Eagle rays travel the world as they feed in shallow shores between 0-30 meters depth. It’s not strange to see them along a sea wall because the cracks and crevices of seawalls are great hiding places for yummy little creatures. Living in this shallow zone actually makes these animals very vulnerable to danger – they have to avoid ships, sharks, and fishermen. The relentless boat traffic that we get off Singapore shores, and and the increasing number of natural shores being hardened and reclaimed, could also explain why we don’t see them more often, so swimming in a group could be a strategy to keep them safe, but it is also probably more efficient to hunt together – as a squid that escapes from your buddy next to you, could end up your mouth!

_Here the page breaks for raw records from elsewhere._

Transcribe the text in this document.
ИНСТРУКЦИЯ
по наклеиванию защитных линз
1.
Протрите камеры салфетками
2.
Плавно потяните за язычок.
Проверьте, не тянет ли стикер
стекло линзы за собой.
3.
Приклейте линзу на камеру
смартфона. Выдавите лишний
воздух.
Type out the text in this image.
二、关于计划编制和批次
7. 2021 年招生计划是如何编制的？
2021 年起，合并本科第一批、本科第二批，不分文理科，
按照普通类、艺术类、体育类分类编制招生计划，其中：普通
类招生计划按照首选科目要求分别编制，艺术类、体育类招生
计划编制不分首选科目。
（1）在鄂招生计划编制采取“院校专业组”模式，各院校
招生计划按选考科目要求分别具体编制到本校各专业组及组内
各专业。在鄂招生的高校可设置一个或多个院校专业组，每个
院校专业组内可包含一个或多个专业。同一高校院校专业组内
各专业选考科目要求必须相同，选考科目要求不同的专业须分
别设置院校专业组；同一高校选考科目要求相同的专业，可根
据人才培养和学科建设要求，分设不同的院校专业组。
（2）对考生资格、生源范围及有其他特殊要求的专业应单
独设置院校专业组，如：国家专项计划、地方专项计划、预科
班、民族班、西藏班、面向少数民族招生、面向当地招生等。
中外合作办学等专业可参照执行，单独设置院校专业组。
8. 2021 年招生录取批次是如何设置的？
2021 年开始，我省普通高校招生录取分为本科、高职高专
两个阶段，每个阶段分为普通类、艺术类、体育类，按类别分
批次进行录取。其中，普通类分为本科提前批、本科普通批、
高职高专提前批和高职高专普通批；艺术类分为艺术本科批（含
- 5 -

LIVING shores give squid a place to feed, hide, and grow. Squid are a favourite snack for Eagle rays and people! Photo: Ria Tan/WildSingapore

A fragile life history

Just like the 80kg ray that was caught off Bedok Jetty, eagle rays give birth to live young that hatch from eggs within the mothers abdomen. We call this ovoviviparity, meaning egg laying and live birth. A truly bizarre and fantastic strategy to help the little rays have a big head start in life – literally! Being big can protect you from many large predators that would happily slurp up a tiny ray. Also like the Bedok jetty ray, eagle rays only reach sexual maturity after 4-6 years. If that doesn’t sound like a long time… just remember that during that same length of time, your cat could have had 120 kittens!

In the PIXAR movie, Finding Nemo, Mr. Ray was an Eagle ray!

When eagle rays finally reach maturity, unlike some fish that lay millions of eggs, an eagle ray will have three to four pups only about once or twice a year. Again, while this birth rate may sound high (especially when compared to the birthrates of average Singaporeans), remember that most baby rays don’t make it to adulthood. Life at sea is hard, and safe and LIVING shores are disappearing fast. There are many odds stacked against the survival of these beautiful rays, but there are little oases of hope that exist in shores like Labrador and our Southern Islands. Very little is known is known about their ecology, but fishing records show that their numbers are declining throughout the world. If we want to unlock the mysteries of these long-lived sea creatures, we need to save our coastal shores, eat less fish (over consumption can damage healthy ecosystems), and fish responsibly by catching only what we need and with the right tools so that our LIVING shores remain undamaged.

Another eagle ray that was sighted at Labrador Park in 2016. Photo: Chi Yang

Eagle rays can grow up to 222 cm in length, and weigh up to 116 kg. This is useful to know, in case you ever see one, you’d know if its still got a long life ahead of it! Females can get larger and heavier than males – growing live pups in your belly demands a lot of energy! Eagle ray moms will abort their babies if they are stressed. So please leave Eagle rays be, so that they can continue to make Singapore their safe home.

Eagle rays can form really big schools. If we want to continue to marvel at the beauty of these animals en masse, we need to protect our shores and oceans!